Merriam Webster defines the word "irrational" as follows:

Main Entry:
\i-ˈra-sh(ə-)nəl, ˌi(r)-\
Middle English, from Latin irrationalis, from in- + rationalis rational
14th century
: not rational: as a (1): not endowed with reason or understanding (2): lacking usual or normal mental clarity or coherence b: not governed by or according to reason cGreek & Latin prosody (1)of a syllable : having a quantity other than that required by the meter (2)of a foot : containing such a syllable d (1): being an irrational number (2): having a numerical value that is an irrational number
— ir·ra·tio·nal·i·ty \-ˌra-shə-ˈna-lə-tē\ noun
— ir·ra·tio·nal·ly \-ˈra-sh(ə-)nə-lē\ adverb

I define the word "irrational" like this: my kid.

Is it something with the 33-month-old mind? Does the "logic" part of the brain not get activated until later or something?

Here's an example. A has an extra blanket on her bed. It's a colorful little quilt that my friend Ursula made for A when she was born (when I mention to A that my friend made it, she screams, "NO! URSULA IS MY FRIEND!") Lately the kid wants to sleep with the quilt arranged somehow underneath the other blankets. And she wants me to help her accomplish this. She lays down and then I place the quilt over her. "No, not that side!" she reprimands me. So I flip the blanket over so that it is face-down. "NO!" I am still wrong. I decide to flip it end to end. Now she is furious. Finally, I have my own meltdown and start yelling, "It only has two freakin' sides!"

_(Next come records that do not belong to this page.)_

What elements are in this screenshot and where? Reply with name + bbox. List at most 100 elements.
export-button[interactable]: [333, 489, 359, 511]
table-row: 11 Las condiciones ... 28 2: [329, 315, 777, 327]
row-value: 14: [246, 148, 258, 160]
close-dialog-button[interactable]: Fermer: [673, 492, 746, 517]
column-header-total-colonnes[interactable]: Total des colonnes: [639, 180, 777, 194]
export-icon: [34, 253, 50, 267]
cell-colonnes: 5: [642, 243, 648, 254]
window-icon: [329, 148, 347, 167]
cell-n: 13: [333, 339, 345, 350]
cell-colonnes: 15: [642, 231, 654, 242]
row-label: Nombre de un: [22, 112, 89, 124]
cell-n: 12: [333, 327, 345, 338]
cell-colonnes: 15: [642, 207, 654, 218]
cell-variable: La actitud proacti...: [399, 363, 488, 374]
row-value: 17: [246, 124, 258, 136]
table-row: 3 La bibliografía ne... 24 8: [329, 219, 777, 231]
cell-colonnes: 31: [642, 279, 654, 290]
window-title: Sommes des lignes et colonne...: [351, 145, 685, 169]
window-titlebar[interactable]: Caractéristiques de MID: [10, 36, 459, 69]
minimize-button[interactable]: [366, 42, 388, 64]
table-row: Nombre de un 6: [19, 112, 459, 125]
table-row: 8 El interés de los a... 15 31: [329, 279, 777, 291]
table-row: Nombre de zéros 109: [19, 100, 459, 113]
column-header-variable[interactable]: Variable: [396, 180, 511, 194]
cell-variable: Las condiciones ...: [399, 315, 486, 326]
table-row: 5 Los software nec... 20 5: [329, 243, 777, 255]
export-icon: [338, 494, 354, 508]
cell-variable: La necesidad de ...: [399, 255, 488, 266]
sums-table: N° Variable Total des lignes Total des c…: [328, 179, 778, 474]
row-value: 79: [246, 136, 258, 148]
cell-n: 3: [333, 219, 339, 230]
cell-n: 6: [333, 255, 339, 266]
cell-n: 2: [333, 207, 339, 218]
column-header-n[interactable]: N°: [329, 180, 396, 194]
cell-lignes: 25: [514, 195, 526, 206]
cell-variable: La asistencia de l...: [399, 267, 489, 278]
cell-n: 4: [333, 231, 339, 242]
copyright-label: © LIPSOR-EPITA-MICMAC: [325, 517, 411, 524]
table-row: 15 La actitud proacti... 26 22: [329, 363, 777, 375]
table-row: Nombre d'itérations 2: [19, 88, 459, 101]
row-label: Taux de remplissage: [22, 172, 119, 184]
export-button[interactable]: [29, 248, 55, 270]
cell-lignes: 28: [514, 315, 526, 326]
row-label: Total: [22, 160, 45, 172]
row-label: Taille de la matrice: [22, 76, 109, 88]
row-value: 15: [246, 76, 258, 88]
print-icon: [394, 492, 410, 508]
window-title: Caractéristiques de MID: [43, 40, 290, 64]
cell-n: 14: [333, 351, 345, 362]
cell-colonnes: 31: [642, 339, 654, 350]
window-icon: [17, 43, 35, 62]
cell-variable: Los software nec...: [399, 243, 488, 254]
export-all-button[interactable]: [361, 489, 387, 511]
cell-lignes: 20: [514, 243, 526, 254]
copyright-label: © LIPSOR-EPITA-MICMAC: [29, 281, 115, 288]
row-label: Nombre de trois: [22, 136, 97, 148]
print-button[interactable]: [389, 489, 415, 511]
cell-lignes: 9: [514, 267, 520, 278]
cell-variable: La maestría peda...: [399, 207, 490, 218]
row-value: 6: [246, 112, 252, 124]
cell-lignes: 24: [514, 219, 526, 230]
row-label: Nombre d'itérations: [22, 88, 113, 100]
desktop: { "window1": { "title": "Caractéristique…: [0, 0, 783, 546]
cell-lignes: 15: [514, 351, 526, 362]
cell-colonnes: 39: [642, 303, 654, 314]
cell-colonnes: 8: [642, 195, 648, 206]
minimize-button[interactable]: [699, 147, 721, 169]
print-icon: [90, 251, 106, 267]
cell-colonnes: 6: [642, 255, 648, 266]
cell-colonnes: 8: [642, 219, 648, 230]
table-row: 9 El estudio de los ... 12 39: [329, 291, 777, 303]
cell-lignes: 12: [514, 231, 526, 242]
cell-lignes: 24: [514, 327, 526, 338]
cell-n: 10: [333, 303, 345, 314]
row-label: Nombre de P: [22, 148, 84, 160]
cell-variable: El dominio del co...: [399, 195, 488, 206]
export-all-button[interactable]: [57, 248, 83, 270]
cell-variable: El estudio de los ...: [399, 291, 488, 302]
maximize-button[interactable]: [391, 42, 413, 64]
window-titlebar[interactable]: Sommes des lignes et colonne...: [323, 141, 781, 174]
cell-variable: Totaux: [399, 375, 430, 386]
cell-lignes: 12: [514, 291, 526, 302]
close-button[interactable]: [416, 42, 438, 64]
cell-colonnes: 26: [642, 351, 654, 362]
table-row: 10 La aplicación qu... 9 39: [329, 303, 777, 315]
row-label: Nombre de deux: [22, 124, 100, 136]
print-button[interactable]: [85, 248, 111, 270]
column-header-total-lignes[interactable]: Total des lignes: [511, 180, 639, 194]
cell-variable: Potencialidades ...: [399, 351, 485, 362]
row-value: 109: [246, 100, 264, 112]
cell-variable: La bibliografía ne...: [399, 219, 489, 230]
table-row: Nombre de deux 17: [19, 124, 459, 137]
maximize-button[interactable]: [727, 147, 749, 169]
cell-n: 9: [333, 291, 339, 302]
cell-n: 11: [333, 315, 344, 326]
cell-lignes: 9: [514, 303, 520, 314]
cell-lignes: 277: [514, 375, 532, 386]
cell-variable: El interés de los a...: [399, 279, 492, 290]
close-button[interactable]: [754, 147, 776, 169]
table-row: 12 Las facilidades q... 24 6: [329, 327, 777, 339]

The other night I decided to let her have a Scooby Doo push-up pop for dessert. (Yeah, you can try to sell kids on that whole "fruit makes a wonderful dessert" idea, but I don't know any kid who will buy that old line.) We had two push-up pops left, a red one and an orange one. I held them up. "Do you want red or orange?" She studied them for an interminable amount of time before deciding.


"Okay, red it is." I put the orange push-up back in the freezer which, predictably, led to another meltdown. "NOOOOOOOO! Orange!!!!!" Of course. I mean, what was I thinking?

This also goes on with beverages. She asks for milk and when you hand it to her you are met with, "I wanted juice!" Half the time I don't even bother to point out to her that she had, in fact, requested what I was attempting to give her. It's an exercise in futility. I feel like I'm working for some ruthless tyrant who at any time might implement with a whole new set of random whims/demands. Isn't it Madonna who requests that all minions must avert their eyes when they pass her in the hallway? Or Jennifer Lopez, who demands white (and only white) flowers in her dressing room? Heck, I'm probably lucky that my daughter allows me to remain in her employ, particularly when you consider my miserable record.

I used to think I was pretty competent until I became a mom. I mean, I graduated college with honors and I do manage to dress myself and drive a car every day. Now I'm just a big, inept moron who does not even know which chair Teddy Bear wants to sit in at breakfast time. ("This one?" "NO!" "This one?" "NOOOOOOO!")

I sometimes feel like I've landed some freakish, unpaid internship which, in theory, will last decades. Every so often I am paid with an "I love you, Mama." No union benefits, no vacations, and no raises. And somehow . . . I'm okay with that.